First time with Amazon Q: Game app for hackathon
I love participating in hackathons, working with AI has drastically improved my efficiency at getting the project complete on time. This time, we tried to use the AI to build apps on another platform (reddit). Work well, but requires a lot of hand-holding.
Published Dec 30, 2024
Hi everyone, thanks to the hackathon challenge from Devpost, I wasn't aware of the code assist that Amazon has offered with the Amazon Q developer. With this, I get to work on some little projects while experiencing what Amazon's code assist offers.
Before that, let me share a little about my game project called "Guess the Pokemon". To be fair, was already building a game project for another hackathon on Devpost. I also made a rule for myself to use Amazon Q only.
TLDR. The result has been pretty impressive, wasn't what I was expecting. Let me break down those experiences later.

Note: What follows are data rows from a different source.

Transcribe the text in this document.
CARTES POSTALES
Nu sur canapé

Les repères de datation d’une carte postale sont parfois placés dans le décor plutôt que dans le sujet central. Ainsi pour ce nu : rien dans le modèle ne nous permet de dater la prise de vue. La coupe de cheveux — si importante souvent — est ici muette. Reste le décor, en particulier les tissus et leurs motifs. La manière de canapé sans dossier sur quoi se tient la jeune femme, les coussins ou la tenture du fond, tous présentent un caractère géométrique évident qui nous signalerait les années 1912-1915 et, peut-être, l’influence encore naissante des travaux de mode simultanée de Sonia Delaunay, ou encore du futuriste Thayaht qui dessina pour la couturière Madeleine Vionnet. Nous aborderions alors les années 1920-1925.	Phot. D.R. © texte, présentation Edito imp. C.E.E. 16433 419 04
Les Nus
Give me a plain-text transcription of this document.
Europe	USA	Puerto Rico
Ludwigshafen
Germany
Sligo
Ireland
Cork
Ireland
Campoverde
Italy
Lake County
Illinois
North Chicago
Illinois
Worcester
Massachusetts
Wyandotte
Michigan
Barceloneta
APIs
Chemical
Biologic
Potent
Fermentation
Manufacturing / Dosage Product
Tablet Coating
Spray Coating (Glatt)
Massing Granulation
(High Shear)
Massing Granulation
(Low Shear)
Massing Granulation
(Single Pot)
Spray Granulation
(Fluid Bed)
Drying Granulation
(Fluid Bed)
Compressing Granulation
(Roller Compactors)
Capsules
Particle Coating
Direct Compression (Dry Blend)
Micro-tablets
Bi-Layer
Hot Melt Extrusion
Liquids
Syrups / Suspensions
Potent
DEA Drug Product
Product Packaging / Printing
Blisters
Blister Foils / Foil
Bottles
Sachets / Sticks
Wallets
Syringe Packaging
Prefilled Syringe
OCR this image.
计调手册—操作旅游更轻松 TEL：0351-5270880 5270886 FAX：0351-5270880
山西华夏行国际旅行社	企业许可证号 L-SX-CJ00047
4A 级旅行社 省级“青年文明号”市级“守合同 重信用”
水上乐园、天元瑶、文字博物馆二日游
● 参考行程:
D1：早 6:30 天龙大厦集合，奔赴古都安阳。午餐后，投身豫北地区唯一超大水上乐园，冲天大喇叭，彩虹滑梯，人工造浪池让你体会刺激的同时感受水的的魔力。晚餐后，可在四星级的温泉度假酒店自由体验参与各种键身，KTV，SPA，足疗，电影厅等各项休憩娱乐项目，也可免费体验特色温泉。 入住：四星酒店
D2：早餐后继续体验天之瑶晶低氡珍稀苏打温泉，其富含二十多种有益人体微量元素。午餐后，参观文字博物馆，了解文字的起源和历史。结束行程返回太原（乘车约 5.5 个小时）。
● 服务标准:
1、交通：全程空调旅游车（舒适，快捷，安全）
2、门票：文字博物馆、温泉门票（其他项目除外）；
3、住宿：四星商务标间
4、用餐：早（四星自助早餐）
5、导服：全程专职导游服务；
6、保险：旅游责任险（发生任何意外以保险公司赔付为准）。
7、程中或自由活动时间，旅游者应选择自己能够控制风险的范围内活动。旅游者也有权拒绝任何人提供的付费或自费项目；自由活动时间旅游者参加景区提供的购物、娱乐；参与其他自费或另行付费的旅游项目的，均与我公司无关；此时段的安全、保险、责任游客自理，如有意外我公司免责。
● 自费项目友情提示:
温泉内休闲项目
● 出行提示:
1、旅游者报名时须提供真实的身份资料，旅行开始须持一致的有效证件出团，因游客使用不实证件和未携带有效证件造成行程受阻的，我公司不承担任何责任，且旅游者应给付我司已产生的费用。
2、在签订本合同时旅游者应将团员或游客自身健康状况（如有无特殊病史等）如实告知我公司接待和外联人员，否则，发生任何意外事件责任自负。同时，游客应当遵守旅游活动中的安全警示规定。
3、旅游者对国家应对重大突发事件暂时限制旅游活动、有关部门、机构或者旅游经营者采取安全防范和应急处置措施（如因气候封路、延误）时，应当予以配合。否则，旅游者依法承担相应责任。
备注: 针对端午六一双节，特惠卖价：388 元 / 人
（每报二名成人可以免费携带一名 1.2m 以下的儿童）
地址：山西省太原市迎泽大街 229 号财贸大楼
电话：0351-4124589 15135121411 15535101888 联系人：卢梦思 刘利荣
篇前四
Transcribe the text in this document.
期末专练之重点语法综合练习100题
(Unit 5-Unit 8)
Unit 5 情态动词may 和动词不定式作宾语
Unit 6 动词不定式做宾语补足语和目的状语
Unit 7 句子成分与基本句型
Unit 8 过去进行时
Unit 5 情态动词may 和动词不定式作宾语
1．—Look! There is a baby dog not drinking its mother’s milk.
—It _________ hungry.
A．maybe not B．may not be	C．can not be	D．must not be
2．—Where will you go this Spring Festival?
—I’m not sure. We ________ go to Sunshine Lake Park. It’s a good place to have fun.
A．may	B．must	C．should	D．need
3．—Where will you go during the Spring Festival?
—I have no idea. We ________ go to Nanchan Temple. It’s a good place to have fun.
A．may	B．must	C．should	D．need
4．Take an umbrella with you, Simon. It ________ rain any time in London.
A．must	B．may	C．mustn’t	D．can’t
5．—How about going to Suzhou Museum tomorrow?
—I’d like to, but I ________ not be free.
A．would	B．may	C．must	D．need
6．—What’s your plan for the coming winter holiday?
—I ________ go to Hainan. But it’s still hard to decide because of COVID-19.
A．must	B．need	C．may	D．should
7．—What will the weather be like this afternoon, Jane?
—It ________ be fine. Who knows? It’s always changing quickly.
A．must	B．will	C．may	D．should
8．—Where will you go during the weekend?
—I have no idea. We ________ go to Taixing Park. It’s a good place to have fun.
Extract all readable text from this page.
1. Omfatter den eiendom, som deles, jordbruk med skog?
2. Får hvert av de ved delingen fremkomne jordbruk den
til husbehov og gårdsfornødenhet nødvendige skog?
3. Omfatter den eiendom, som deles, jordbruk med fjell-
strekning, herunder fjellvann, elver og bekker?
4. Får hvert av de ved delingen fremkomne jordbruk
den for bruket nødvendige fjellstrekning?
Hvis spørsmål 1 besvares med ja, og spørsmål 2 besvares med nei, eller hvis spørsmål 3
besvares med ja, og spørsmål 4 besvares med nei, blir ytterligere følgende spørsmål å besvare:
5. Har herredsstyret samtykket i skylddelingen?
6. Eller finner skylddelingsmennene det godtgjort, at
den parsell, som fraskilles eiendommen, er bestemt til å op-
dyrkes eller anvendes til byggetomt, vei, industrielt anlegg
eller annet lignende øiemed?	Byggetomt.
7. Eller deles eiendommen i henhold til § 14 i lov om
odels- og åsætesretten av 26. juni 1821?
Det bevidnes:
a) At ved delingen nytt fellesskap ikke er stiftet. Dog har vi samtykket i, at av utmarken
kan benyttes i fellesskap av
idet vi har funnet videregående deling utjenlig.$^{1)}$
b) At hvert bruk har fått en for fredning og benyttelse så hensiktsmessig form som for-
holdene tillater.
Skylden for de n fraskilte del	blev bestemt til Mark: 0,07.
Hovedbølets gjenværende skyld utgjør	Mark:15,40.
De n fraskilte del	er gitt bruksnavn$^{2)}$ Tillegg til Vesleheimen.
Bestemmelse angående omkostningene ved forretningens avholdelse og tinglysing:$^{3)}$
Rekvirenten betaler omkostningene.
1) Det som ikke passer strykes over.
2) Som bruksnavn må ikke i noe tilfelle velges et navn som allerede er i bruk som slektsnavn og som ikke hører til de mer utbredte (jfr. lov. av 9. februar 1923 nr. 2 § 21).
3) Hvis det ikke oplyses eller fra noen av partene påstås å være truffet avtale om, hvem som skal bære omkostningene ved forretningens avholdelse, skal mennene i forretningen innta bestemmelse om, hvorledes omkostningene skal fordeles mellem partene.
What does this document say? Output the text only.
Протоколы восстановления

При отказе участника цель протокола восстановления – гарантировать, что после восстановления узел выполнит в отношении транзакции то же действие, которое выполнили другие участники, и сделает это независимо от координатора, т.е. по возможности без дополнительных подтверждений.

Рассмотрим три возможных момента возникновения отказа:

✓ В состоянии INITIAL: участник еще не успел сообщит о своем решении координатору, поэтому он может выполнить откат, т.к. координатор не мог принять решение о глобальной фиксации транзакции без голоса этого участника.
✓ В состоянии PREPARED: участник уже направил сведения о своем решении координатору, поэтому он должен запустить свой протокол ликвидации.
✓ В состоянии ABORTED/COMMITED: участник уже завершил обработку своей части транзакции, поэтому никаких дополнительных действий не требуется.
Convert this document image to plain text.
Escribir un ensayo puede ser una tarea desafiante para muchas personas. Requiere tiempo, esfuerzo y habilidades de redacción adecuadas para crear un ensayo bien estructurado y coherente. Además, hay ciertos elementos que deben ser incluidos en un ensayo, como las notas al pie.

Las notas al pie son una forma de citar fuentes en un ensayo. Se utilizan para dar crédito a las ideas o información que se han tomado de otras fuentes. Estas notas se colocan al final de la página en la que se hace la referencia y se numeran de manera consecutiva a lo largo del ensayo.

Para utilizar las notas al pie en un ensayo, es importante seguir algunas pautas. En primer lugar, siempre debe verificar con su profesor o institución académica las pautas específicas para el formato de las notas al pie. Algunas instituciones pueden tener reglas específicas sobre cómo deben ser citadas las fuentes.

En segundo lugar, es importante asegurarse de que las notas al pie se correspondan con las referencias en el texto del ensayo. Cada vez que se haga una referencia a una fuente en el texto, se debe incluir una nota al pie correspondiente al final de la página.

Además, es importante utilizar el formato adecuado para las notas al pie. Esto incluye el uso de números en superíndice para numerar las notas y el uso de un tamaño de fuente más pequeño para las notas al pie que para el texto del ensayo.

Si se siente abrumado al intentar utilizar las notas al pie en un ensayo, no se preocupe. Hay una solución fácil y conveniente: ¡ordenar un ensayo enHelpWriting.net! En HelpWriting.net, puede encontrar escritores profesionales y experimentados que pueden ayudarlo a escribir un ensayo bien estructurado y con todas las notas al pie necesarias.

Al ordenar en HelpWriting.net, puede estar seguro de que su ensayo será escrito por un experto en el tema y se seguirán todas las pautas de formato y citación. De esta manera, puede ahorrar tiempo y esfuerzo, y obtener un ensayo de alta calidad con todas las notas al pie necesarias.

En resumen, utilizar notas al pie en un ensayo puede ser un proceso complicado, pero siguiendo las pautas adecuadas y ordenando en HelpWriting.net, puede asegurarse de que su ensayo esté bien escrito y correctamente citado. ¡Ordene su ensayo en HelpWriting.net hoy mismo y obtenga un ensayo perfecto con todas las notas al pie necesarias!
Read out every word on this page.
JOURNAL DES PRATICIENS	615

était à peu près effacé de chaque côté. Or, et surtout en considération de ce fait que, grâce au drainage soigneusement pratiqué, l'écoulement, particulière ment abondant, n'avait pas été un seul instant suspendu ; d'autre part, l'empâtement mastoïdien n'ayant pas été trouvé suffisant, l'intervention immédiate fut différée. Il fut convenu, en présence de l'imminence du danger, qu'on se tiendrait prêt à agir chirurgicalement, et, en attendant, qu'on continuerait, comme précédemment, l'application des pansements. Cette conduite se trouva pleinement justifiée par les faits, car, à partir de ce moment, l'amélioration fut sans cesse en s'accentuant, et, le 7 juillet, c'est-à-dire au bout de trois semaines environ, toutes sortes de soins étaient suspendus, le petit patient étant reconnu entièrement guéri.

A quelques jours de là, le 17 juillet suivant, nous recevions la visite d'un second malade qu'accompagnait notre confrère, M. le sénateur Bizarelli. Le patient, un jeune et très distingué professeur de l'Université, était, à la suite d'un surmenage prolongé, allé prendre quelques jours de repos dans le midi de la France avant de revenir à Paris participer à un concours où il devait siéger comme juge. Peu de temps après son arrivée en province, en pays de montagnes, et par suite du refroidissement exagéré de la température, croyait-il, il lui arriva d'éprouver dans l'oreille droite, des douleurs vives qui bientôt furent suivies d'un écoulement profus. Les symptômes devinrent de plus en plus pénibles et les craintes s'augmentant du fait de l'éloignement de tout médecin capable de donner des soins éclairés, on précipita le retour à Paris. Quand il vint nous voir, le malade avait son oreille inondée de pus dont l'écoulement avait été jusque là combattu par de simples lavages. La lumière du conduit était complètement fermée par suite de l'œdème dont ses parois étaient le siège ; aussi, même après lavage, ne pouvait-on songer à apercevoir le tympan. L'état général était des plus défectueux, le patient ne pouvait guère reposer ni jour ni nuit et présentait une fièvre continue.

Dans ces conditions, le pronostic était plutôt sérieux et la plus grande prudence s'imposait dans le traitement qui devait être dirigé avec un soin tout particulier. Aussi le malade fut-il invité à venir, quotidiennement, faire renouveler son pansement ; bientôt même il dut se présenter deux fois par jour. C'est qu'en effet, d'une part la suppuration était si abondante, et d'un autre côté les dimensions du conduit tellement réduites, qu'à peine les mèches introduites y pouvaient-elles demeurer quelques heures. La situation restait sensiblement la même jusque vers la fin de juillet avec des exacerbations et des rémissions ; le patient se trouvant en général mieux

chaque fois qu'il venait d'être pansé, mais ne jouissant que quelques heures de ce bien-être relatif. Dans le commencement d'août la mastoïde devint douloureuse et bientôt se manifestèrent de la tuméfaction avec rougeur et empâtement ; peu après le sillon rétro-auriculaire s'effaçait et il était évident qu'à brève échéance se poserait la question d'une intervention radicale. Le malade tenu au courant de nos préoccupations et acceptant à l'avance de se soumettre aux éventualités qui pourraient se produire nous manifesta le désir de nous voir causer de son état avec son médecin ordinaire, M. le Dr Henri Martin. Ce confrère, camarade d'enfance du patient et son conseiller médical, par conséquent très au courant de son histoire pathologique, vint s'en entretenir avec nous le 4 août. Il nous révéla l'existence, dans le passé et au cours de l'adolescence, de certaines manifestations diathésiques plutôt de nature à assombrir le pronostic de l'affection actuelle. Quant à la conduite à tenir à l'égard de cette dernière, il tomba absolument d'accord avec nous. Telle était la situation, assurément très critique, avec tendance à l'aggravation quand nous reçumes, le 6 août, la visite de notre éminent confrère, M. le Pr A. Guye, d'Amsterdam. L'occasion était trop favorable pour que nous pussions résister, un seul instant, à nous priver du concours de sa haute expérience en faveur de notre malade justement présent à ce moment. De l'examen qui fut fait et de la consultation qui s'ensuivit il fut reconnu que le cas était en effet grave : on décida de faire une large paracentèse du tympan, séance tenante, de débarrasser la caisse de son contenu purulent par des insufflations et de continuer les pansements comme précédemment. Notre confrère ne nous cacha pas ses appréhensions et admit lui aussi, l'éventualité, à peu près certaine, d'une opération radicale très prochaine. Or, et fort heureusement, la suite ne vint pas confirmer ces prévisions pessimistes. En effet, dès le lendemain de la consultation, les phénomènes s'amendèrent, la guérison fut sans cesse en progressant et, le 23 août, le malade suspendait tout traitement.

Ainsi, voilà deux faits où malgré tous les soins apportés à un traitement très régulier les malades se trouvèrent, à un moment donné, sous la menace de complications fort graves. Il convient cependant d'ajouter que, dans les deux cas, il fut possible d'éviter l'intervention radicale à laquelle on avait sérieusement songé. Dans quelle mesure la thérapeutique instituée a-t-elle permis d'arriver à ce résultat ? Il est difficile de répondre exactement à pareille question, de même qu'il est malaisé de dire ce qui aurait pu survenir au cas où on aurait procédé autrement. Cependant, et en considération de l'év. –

- Here is the link to the demo: https://www.youtube.com/watch?v=GVQfD_3Zozg
- Here is the link to the app: https://developers.reddit.com/apps/guess-pokemon
Aside from not being able to automatically update the change to the code base, I think the rest are consider pretty impressive for a free tier usage.
Here are some of the few example problems I just let the AI to solve.
- Generating the Pokemon silhouette based on the provided image.
- This highly depends on the quality of the image I provided. Initially, I just did a random search (image with background). It can't generate a logic that has good edge detection.
- Therefore, I resorted to getting the Pokemon with a transparent background. (this time the detection is much better).
- Adjusting the CSS styling, size, and theme (dark/light).
- Input guess with adjustable typo tolerance.
Given the knowledge of the internet, each Pokemon has its number and generation name. The autocomplete was pretty impressive to detect and changed my code implementation based on their recommendation.
After everything was done, I tried to get the AI to refactor the CSS since it looked a little messy. Then again, I think it lacks the context of the whole project to do proper refactoring. Which I think, could be improved by referring to other VS code extension implementations.
Overall, the whole process still requires a lot of hand-holding to guide the AI to fix problem, and provide technical information for it to proceed. Eg. making use of the Devvit API, external data source(pokedex), etc.
Nevertheless, a drastic improvement compare to 1 year ago for software development.